Though the department reports that it was working with a division of the company based in San Jose, California, problems — including problems with the language barrier — persisted. Having closed its contract on the project to update its 20-year-old system built on old technologies like PowerBuilder and COBOL, the department is now in the midst of a 60-day grace period in which it will choose the next step forward, a DMV spokesperson told StateScoop.
A new vendor has not yet been selected, she said, but a "large portion" of what the state spent on its initial contract went toward hardware and software that could potentially be reused.
Of the total contract value, the DMV reports it has spent nearly $27.2 million so far, which includes about $17 million for hardware, software and maintenance fees paid to the vendor, and about $10 million spent on "state expenses" such as "contractors, equipment, operations and facilities."
"We're looking forward and we're dedicated to moving forward on the modernization project," the spokesperson said.
The contract with Tech Mahindra was funded through a $114 million allocation approved by the legislature in 2015, which accompanied the creation of a $1 technology fee added to all DMV transactions.

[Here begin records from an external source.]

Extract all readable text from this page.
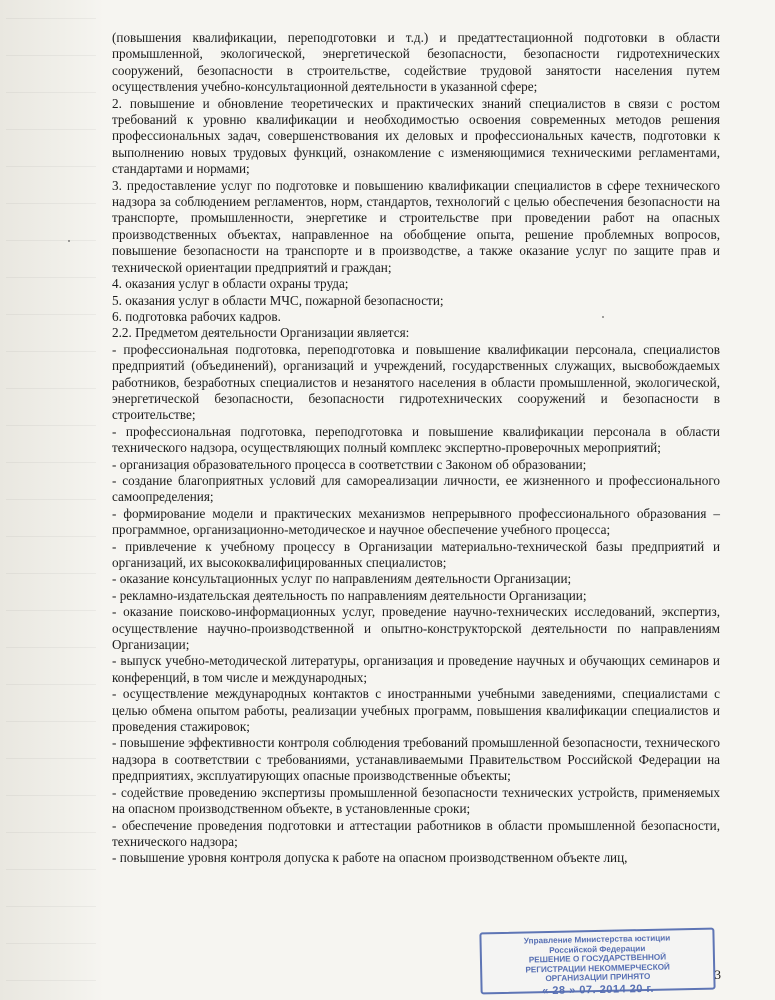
(повышения квалификации, переподготовки и т.д.) и предаттестационной подготовки в области промышленной, экологической, энергетической безопасности, безопасности гидротехнических сооружений, безопасности в строительстве, содействие трудовой занятости населения путем осуществления учебно-консультационной деятельности в указанной сфере;

2. повышение и обновление теоретических и практических знаний специалистов в связи с ростом требований к уровню квалификации и необходимостью освоения современных методов решения профессиональных задач, совершенствования их деловых и профессиональных качеств, подготовки к выполнению новых трудовых функций, ознакомление с изменяющимися техническими регламентами, стандартами и нормами;

3. предоставление услуг по подготовке и повышению квалификации специалистов в сфере технического надзора за соблюдением регламентов, норм, стандартов, технологий с целью обеспечения безопасности на транспорте, промышленности, энергетике и строительстве при проведении работ на опасных производственных объектах, направленное на обобщение опыта, решение проблемных вопросов, повышение безопасности на транспорте и в производстве, а также оказание услуг по защите прав и технической ориентации предприятий и граждан;

4. оказания услуг в области охраны труда;

5. оказания услуг в области МЧС, пожарной безопасности;

6. подготовка рабочих кадров.

2.2. Предметом деятельности Организации является:

- профессиональная подготовка, переподготовка и повышение квалификации персонала, специалистов предприятий (объединений), организаций и учреждений, государственных служащих, высвобождаемых работников, безработных специалистов и незанятого населения в области промышленной, экологической, энергетической безопасности, безопасности гидротехнических сооружений и безопасности в строительстве;

- профессиональная подготовка, переподготовка и повышение квалификации персонала в области технического надзора, осуществляющих полный комплекс экспертно-проверочных мероприятий;

- организация образовательного процесса в соответствии с Законом об образовании;

- создание благоприятных условий для самореализации личности, ее жизненного и профессионального самоопределения;

- формирование модели и практических механизмов непрерывного профессионального образования – программное, организационно-методическое и научное обеспечение учебного процесса;

- привлечение к учебному процессу в Организации материально-технической базы предприятий и организаций, их высококвалифицированных специалистов;

- оказание консультационных услуг по направлениям деятельности Организации;

- рекламно-издательская деятельность по направлениям деятельности Организации;

- оказание поисково-информационных услуг, проведение научно-технических исследований, экспертиз, осуществление научно-производственной и опытно-конструкторской деятельности по направлениям Организации;

- выпуск учебно-методической литературы, организация и проведение научных и обучающих семинаров и конференций, в том числе и международных;

- осуществление международных контактов с иностранными учебными заведениями, специалистами с целью обмена опытом работы, реализации учебных программ, повышения квалификации специалистов и проведения стажировок;

- повышение эффективности контроля соблюдения требований промышленной безопасности, технического надзора в соответствии с требованиями, устанавливаемыми Правительством Российской Федерации на предприятиях, эксплуатирующих опасные производственные объекты;

- содействие проведению экспертизы промышленной безопасности технических устройств, применяемых на опасном производственном объекте, в установленные сроки;

- обеспечение проведения подготовки и аттестации работников в области промышленной безопасности, технического надзора;

- повышение уровня контроля допуска к работе на опасном производственном объекте лиц,

Управление Министерства юстиции
Российской Федерации
РЕШЕНИЕ О ГОСУДАРСТВЕННОЙ
РЕГИСТРАЦИИ НЕКОММЕРЧЕСКОЙ
ОРГАНИЗАЦИИ ПРИНЯТО
« 28 » 07. 2014 20 г.
3
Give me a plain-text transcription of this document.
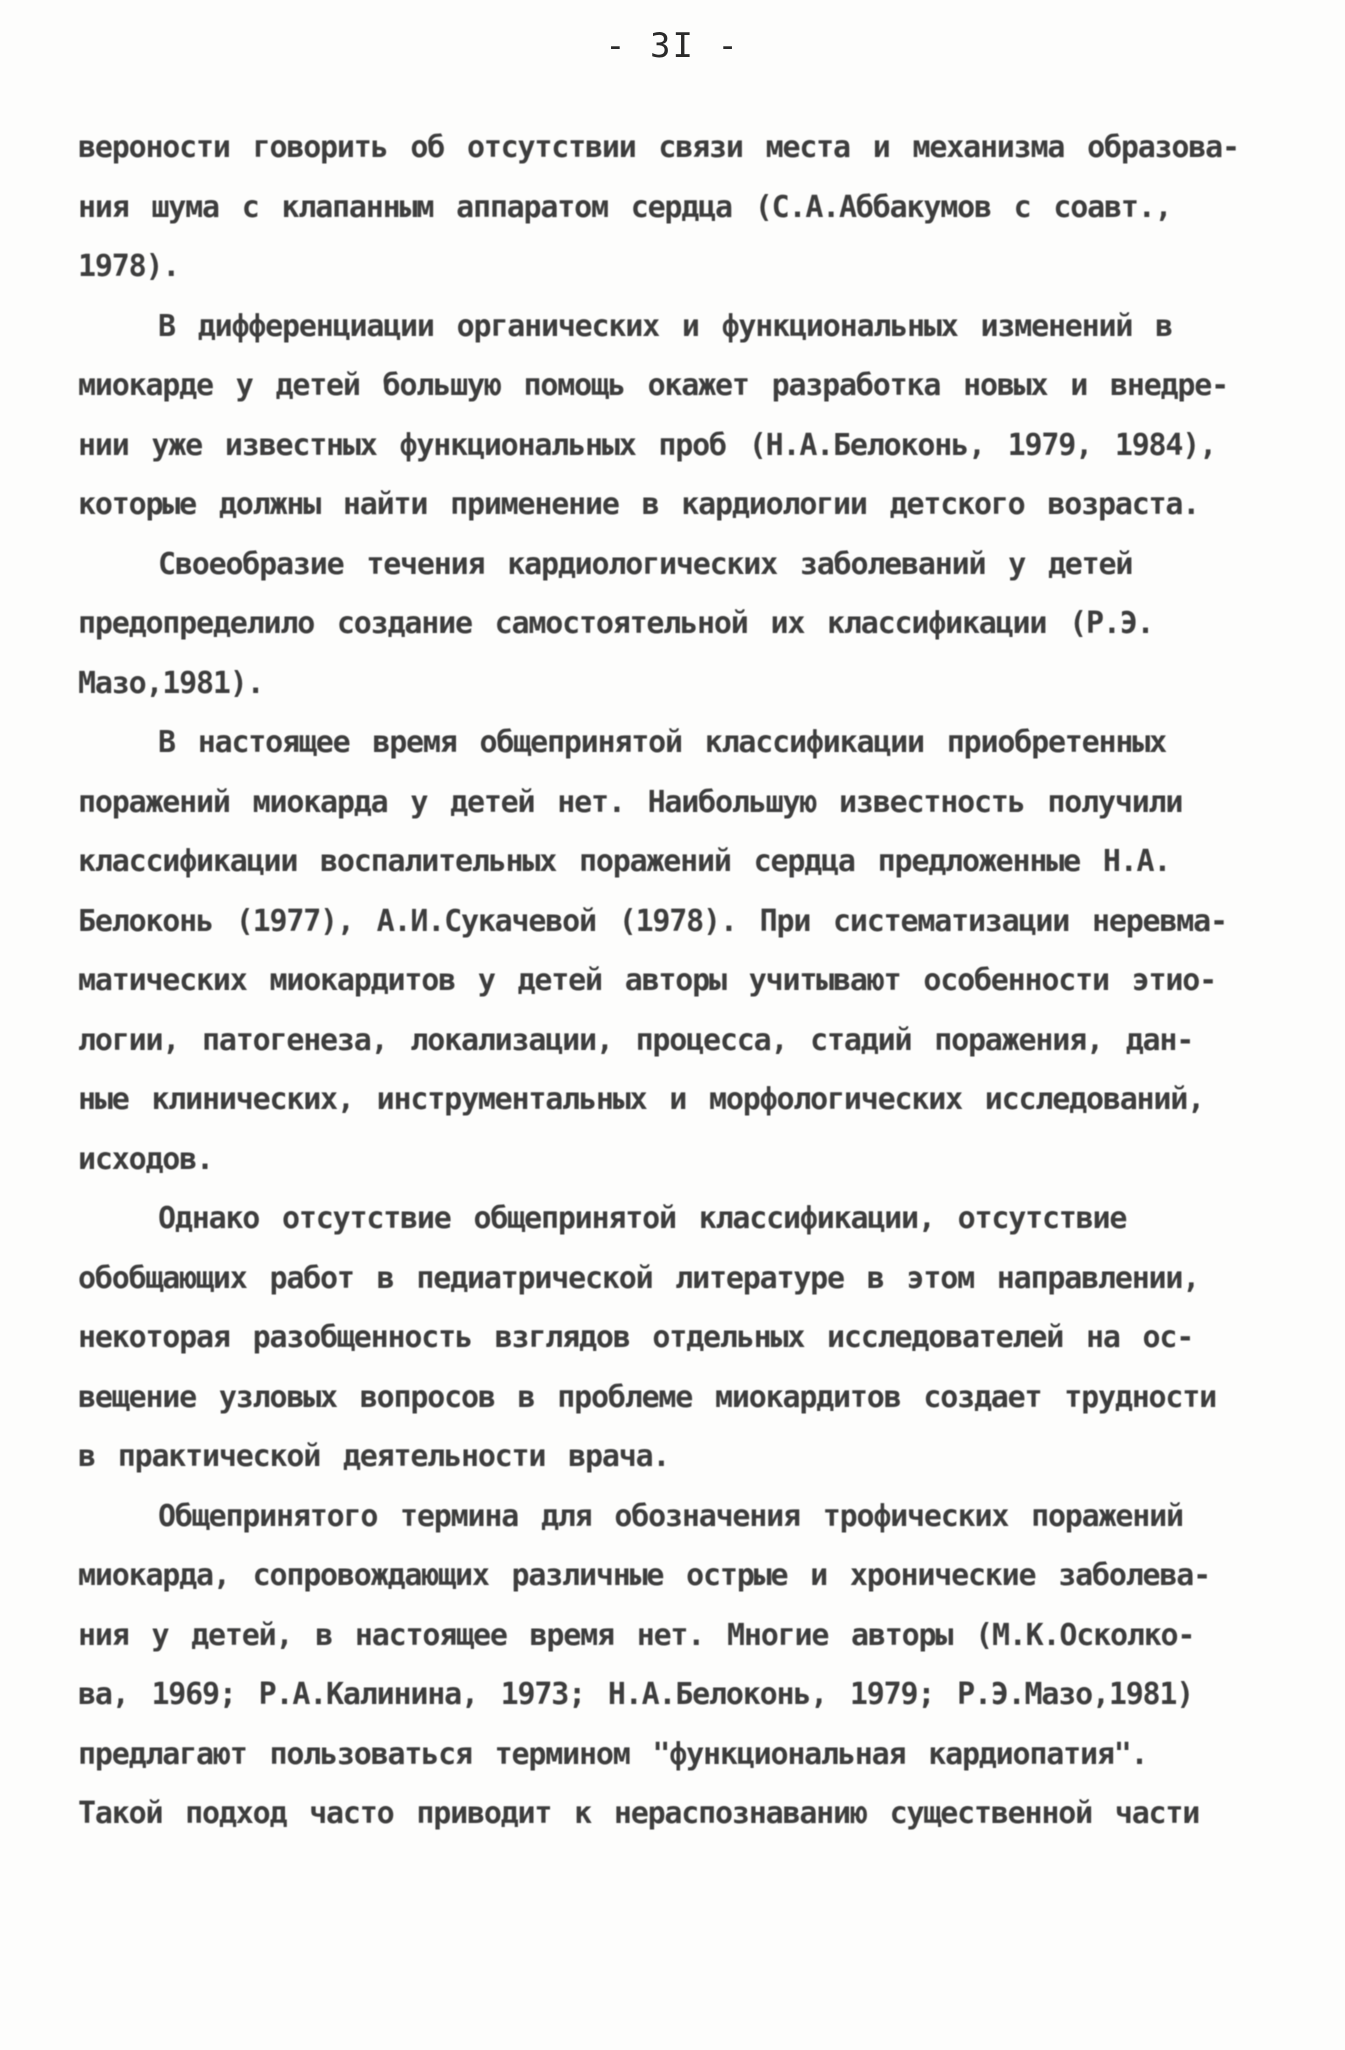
- 3I -
вероности говорить об отсутствии связи места и механизма образова-
ния шума с клапанным аппаратом сердца (С.А.Аббакумов с соавт.,
1978).
В дифференциации органических и функциональных изменений в
миокарде у детей большую помощь окажет разработка новых и внедре-
нии уже известных функциональных проб (Н.А.Белоконь, 1979, 1984),
которые должны найти применение в кардиологии детского возраста.
Своеобразие течения кардиологических заболеваний у детей
предопределило создание самостоятельной их классификации (Р.Э.
Мазо,1981).
В настоящее время общепринятой классификации приобретенных
поражений миокарда у детей нет. Наибольшую известность получили
классификации воспалительных поражений сердца предложенные Н.А.
Белоконь (1977), А.И.Сукачевой (1978). При систематизации неревма-
матических миокардитов у детей авторы учитывают особенности этио-
логии, патогенеза, локализации, процесса, стадий поражения, дан-
ные клинических, инструментальных и морфологических исследований,
исходов.
Однако отсутствие общепринятой классификации, отсутствие
обобщающих работ в педиатрической литературе в этом направлении,
некоторая разобщенность взглядов отдельных исследователей на ос-
вещение узловых вопросов в проблеме миокардитов создает трудности
в практической деятельности врача.
Общепринятого термина для обозначения трофических поражений
миокарда, сопровождающих различные острые и хронические заболева-
ния у детей, в настоящее время нет. Многие авторы (М.К.Осколко-
ва, 1969; Р.А.Калинина, 1973; Н.А.Белоконь, 1979; Р.Э.Мазо,1981)
предлагают пользоваться термином "функциональная кардиопатия".
Такой подход часто приводит к нераспознаванию существенной части
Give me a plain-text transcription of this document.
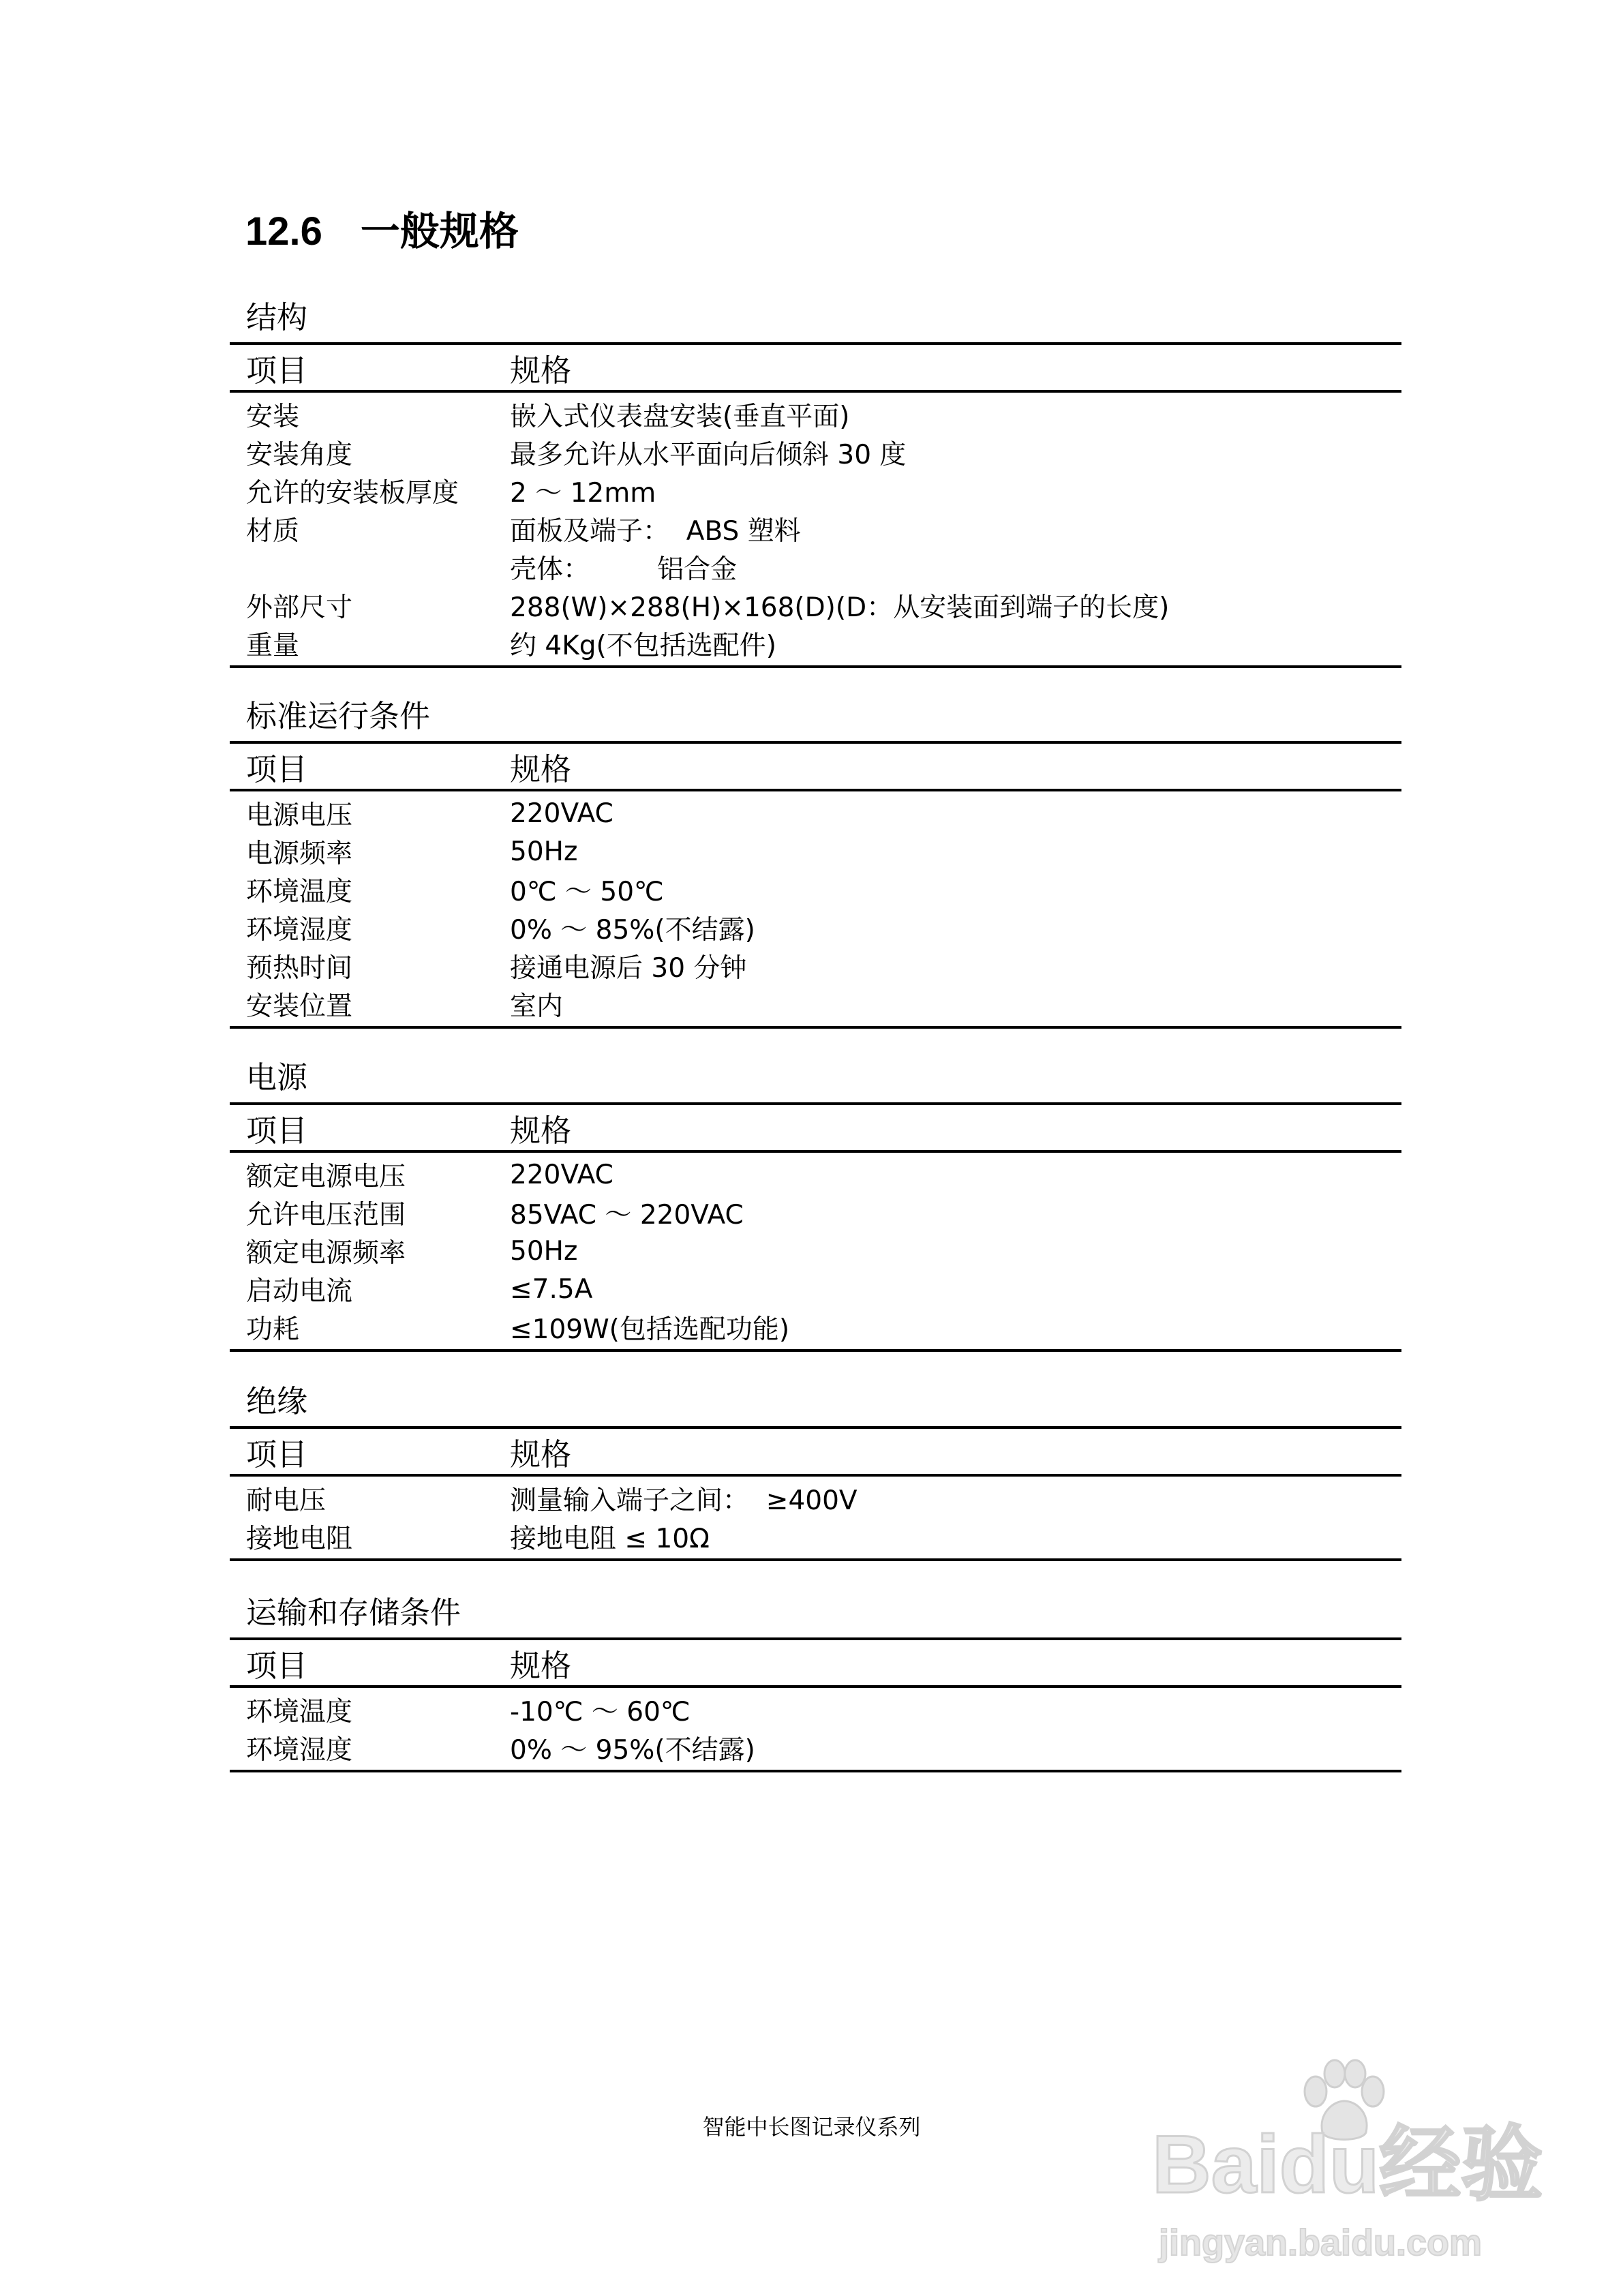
12.6 一般规格
结构
项目	规格
安装	嵌入式仪表盘安装(垂直平面)
安装角度	最多允许从水平面向后倾斜 30 度
允许的安装板厚度	2 ～ 12mm
材质	面板及端子：  ABS 塑料
	壳体：        铝合金
外部尺寸	288(W)×288(H)×168(D)(D：从安装面到端子的长度)
重量	约 4Kg(不包括选配件)
标准运行条件
项目	规格
电源电压	220VAC
电源频率	50Hz
环境温度	0℃ ～ 50℃
环境湿度	0% ～ 85%(不结露)
预热时间	接通电源后 30 分钟
安装位置	室内
电源
项目	规格
额定电源电压	220VAC
允许电压范围	85VAC ～ 220VAC
额定电源频率	50Hz
启动电流	≤7.5A
功耗	≤109W(包括选配功能)
绝缘
项目	规格
耐电压	测量输入端子之间：  ≥400V
接地电阻	接地电阻 ≤ 10Ω
运输和存储条件
项目	规格
环境温度	-10℃ ～ 60℃
环境湿度	0% ～ 95%(不结露)
智能中长图记录仪系列	Baidu经验
jingyan.baidu.com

Tech Mahindra, a multinational corporation that posted $4.6 billion in revenue in 2017, did not respond to a request to comment on this story.
The state auditor's report, which was requested by the DMV, shows that problems begin to arise with the vendor several months after the five-year contract was initiated in April 2016.
The report shows that the company originally claimed it would supply an "A-Team" of 25 staff members experienced in dealing with "the public sector, other state DMVs, Oracle database, IT security, and infrastructure," but as of April 2017, only six people had been put on the project and of those six members, "three did not start until after April 2017, a fourth was removed after two months, a fifth was removed and returned to the project several times, and a sixth assumed multiple responsibilities."
Auditors said the company was failing to meet basic requirements outlined in the state's procurement documents such as providing documentation in understandable English.
"DMV had to edit project documentation and meeting minutes provided by the contractor for grammar and spelling because they were not written in a clear manner and were not useable," the report states.
To compound matters, the auditor's office found that DMV did not follow protocol after the vendor was found not to be meeting contract requirements, which further delayed the project.
In addition to not meeting an "imperative" requirement that the DMV amend the project with a "master project plan," the auditor says the DMV also did not use a submission and review process for the work supplied by the vendor, nor did it use the state's official "resolution procedure," and opted instead to use an informal email exchange.
Officials told StateScoop the project was not managed by the state's Enterprise IT Services division, and was managed solely by outside master service agreement contractors hired through the DMV's internal IT department.
The department dropped the vendor following the recommendation of Lt. Gov. Mark Hutchison, who said he believed it was a "bait and switch" by the vendor, according to a report by the Nevada Independent.
“It’s much better to get out sooner than later,” Hutchison said.
This story was updated on Jan. 30, 2018 to clarify who was managing the contract.